Our pilot project demonstrates the use of the Web in a real-world, time-critical task. However, several issues and shortcomings need to be addressed if we wish our project to penetrate successfully into the existing administrative and organisational culture of the university. In particular, long-term success depends on demonstrating that the new approach offers significant savings over the existing system. People and organisations are reluctant to adopt new technologies unless expected benefits far exceed perceived costs.

Our approach demonstrates savings in terms of paper-related and data processing costs. While these are certainly important considerations, we believe that long-term penetration will best be achieved by the potential of offering evaluations that are free from time and place constraints. Beginning in 1996, VUW will allow full network access to all students from any lab on campus, and will offer increased remote access facilities. Thus, Web-based evaluations could be made available to students during specific time periods for students to complete at their leisure. With easy network access, students could complete the evaluations from a lab, or from their home.

However, with remote access, steps must be taken to ensure that only enrolled students can complete the appropriate evaluations. Authenticated access requires the use of student identification and PIN numbers. While this method removes anonymity of response, confidentiality is maintained since the evaluation system is administered by a third party and course instructors only see aggregated results. This method would also replace the "anonymous code" approach used in the pilot system, which we felt was clumsy.

Finally, a Web-based evaluation system raises new issues in what is called the self-selection problem. No survey methodology is immune from the problem of biased results, which result from a skewed sample of the population choosing to respond to a survey. Electronic, "asynchronous" surveying is uncharted territory, and research is needed to identify potential biases that may arise.

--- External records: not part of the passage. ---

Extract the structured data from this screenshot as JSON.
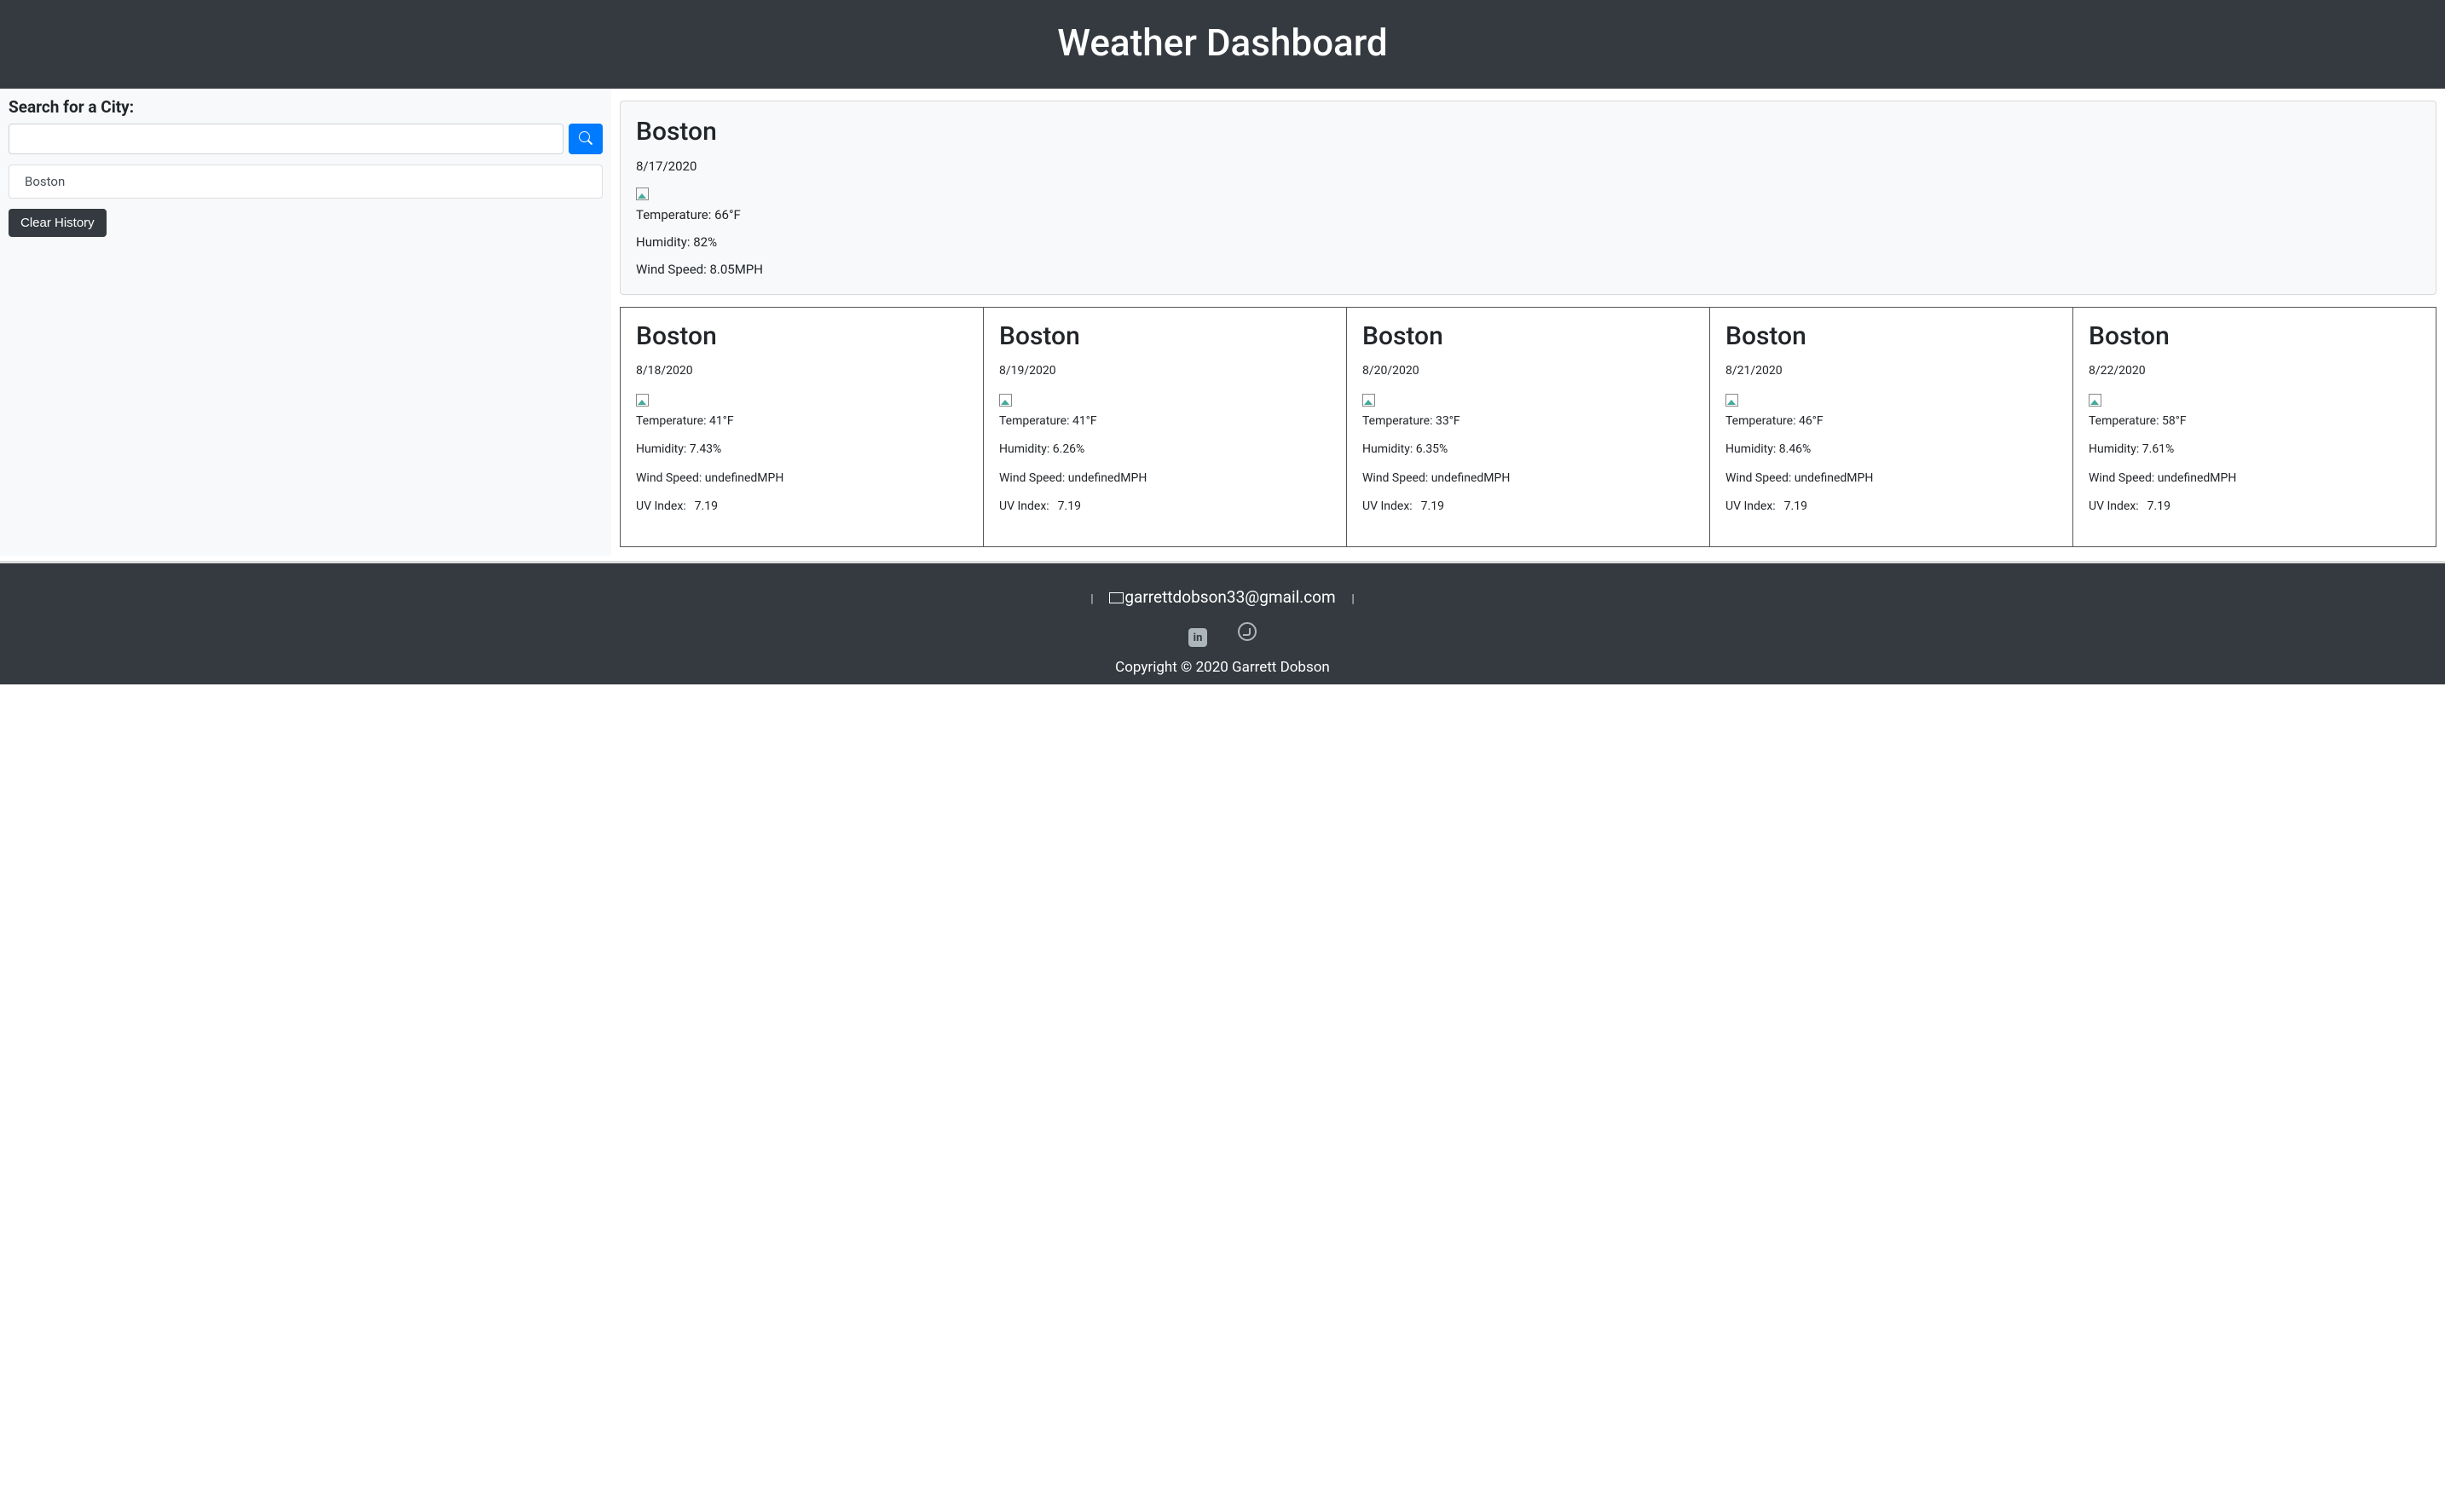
{
  "header": {
    "title": "Weather Dashboard"
  },
  "sidebar": {
    "search_label": "Search for a City:",
    "search_placeholder": "",
    "history": [
      "Boston"
    ],
    "clear_label": "Clear History"
  },
  "current": {
    "city": "Boston",
    "date": "8/17/2020",
    "temp_label": "Temperature: 66°F",
    "humidity_label": "Humidity: 82%",
    "wind_label": "Wind Speed: 8.05MPH"
  },
  "forecast": [
    {
      "city": "Boston",
      "date": "8/18/2020",
      "temp": "Temperature: 41°F",
      "humidity": "Humidity: 7.43%",
      "wind": "Wind Speed: undefinedMPH",
      "uv_label": "UV Index:",
      "uv_value": "7.19"
    },
    {
      "city": "Boston",
      "date": "8/19/2020",
      "temp": "Temperature: 41°F",
      "humidity": "Humidity: 6.26%",
      "wind": "Wind Speed: undefinedMPH",
      "uv_label": "UV Index:",
      "uv_value": "7.19"
    },
    {
      "city": "Boston",
      "date": "8/20/2020",
      "temp": "Temperature: 33°F",
      "humidity": "Humidity: 6.35%",
      "wind": "Wind Speed: undefinedMPH",
      "uv_label": "UV Index:",
      "uv_value": "7.19"
    },
    {
      "city": "Boston",
      "date": "8/21/2020",
      "temp": "Temperature: 46°F",
      "humidity": "Humidity: 8.46%",
      "wind": "Wind Speed: undefinedMPH",
      "uv_label": "UV Index:",
      "uv_value": "7.19"
    },
    {
      "city": "Boston",
      "date": "8/22/2020",
      "temp": "Temperature: 58°F",
      "humidity": "Humidity: 7.61%",
      "wind": "Wind Speed: undefinedMPH",
      "uv_label": "UV Index:",
      "uv_value": "7.19"
    }
  ],
  "footer": {
    "email": "garrettdobson33@gmail.com",
    "separator": "|",
    "copyright": "Copyright © 2020 Garrett Dobson"
  }
}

It would be desirable to couple our system with a suite of tools that enables instructors to select questions from a questionnaire database in order to generate a personalised HTML/Forms evaluation for use in their courses. The resulting evaluation would use the Web-based infrastructure for reliable, confidential, and automatic collation of student responses.

REFERENCES

Berners-Lee, T., Cailliau, R., Luotonen, A., Nielsen, H., and Secret, A. (1994). The World-Wide Web. Communications of the ACM, 37(8):76--82.

Bridgeman, B. and Schaeffer, G. (1995). A comparison of gender differences on paper-and-pencil and computer-adaptive versions of the Graduate Record Examination. Paper presented at the annual meeting of the American Educational Research Association, San Francisco, California.

Feldman, K. (1979). The significance of circumstances for college students' ratings of their teachers and courses. Research in Higher Education., 18:3-124.

Hall, C. and Turner, I. (1995). Report on Evaluation of Teaching Procedures-1994: Report to the Assistant Vice-Chancellor. Victoria University of Wellington.

Pitkow, J. and Recker M. (1995). Using the Web as a Survey Tool: Results from the Second WWW User Survey. Journal of Computer Networks and ISDN Systems, Vol. 27, no. 6.

AUTHOR INFORMATION

Mimi Recker received her Ph.D. from the University of California, Berkeley. For two years she was a Research Scientist in the College of Computing at Georgia Tech, and is presently a lecturer at Victoria University of Wellington. Since her first job as a software engineer on the Arpanet project (the early predecessor to the Internet), she has been interested in the technological, social, and educational impacts of global information technologies. She has authored over a dozen technical papers on the subject.

John Greenwood is a senior lecturer in Information Systems and Collaborative Learning Technologies and Director of the Diploma in Information Systems programme at Victoria University. John has researched in the area of IS planning and management, artificial intelligence applications in business, and is currently examining issues arising from electronic commerce and the information superhighway.